To Baez, the death of the two young girls was unacceptable.
"It's a shame what this gun violence is doing to the youth," she said. "The youth are using guns to solve their problems. Enough is enough."
Students at Landmark HS held a memorial service Friday for their slain classmate.
Tysha was set to take part in a talent show on Tuesday in which she was going to sing "Bubbly," by Colbie Caillat. She can be seen taking part in a talent show last year in a YouTube video.
The teen's closest friends walked around the school holding candles, followed by a moment of silence and a rendition of "Bubbly."
Friends at the tight-knit school said that Tysha loved to sing so much so much that she would get kicked out of class.
"She was always singing in class whenever she had a chance and she was always getting kicked out of class for singing," said Rosemary Browne, 16, a junior.
"She was a loud, friendly person."
Pam Lewis, the Vice-President of youth programs for the All Stars Project, which hosts talent shows that Tysha and Cheyenee performed in, said everyone is in shock.

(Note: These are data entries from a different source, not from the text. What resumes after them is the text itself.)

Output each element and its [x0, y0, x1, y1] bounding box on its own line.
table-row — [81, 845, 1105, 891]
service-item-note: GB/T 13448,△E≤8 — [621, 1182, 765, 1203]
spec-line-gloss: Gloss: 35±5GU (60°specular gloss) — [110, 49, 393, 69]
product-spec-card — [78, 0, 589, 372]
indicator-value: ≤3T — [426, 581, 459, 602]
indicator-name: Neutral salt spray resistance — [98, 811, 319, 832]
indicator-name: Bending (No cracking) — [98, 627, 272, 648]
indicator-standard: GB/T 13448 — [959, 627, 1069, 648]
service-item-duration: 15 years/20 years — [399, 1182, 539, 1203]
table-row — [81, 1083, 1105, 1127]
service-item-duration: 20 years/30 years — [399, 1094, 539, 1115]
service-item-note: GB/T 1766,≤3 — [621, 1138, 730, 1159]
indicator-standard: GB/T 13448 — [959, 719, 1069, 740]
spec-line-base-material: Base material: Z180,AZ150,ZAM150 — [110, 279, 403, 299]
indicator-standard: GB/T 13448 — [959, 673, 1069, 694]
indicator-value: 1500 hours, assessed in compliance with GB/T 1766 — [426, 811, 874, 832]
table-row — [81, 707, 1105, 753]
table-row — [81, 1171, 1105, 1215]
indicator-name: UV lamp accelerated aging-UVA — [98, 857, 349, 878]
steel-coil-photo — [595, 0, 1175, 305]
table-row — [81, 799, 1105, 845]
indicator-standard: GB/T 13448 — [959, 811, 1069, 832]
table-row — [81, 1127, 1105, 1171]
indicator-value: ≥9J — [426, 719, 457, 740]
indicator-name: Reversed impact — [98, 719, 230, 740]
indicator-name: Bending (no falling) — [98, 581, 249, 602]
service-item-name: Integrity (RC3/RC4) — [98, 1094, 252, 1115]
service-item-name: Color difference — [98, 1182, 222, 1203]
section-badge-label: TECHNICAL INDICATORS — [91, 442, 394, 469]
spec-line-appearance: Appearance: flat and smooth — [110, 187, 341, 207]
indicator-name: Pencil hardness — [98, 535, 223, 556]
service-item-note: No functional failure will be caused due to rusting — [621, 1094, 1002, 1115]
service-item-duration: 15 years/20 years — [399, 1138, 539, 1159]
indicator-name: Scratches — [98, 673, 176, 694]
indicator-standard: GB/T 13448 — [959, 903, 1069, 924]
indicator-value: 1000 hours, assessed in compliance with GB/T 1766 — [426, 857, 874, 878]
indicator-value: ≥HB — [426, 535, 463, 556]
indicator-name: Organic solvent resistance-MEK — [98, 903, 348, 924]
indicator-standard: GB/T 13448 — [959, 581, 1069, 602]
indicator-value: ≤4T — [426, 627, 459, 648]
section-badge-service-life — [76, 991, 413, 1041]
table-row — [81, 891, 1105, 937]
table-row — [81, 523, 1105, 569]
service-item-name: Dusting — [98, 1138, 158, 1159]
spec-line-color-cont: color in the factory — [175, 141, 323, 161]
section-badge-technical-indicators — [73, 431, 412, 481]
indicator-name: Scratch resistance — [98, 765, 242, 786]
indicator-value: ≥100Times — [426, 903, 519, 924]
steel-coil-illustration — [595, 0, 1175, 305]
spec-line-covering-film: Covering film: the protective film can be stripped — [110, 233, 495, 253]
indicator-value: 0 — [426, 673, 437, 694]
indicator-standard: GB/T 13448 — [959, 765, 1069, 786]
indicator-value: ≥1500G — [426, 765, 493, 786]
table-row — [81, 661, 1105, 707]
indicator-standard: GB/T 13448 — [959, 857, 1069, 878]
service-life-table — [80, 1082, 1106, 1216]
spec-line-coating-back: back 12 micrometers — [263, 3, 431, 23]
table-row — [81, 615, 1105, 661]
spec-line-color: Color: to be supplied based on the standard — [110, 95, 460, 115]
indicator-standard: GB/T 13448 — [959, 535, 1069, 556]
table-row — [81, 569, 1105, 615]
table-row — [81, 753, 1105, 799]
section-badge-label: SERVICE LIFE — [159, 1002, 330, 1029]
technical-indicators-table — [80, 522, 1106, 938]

"Tysha and [Cheyenne] were friends," she said of the tragic girls. "These kids loved to perform."
Near Tysha's home, Rev. Vernon Williams led a gathering in prayer.
"Just like the civil rights movement we need to work on this until it stops," said Williams, referring to gun violence. "We recognize that only love will prevail to stop this evil of us killing one another."
Family friend Audrey Johnson called jones a "good kid."
"I watched her grow up," Johnson said. "I have a hole inside of me. For something like this to happen to her, she didn't deserve it. For her to not come home to her mother hurts."
Condolences poured into a Facebook tribute page set up in Tysha's memory.
"R.I.P Bbygirl, it feels good too knoe that you are in a better place," wrote Jullian Singleton. "My prayers go out too her family. Your a Beautiful Angel in Heaven now. May you Rest in Paradise."
Jones, the youngest of four siblings, was set to move to North Carolina, where her brother Anthony, 20, lives, the day after her birthday on July 27, said Tice.
She said that Jones' block residents make up T-shirts every year with the names of residents who died.
"It used to be only older people, like our parents, on the T-shirt," Tice said. "Now, it's nothing but kids."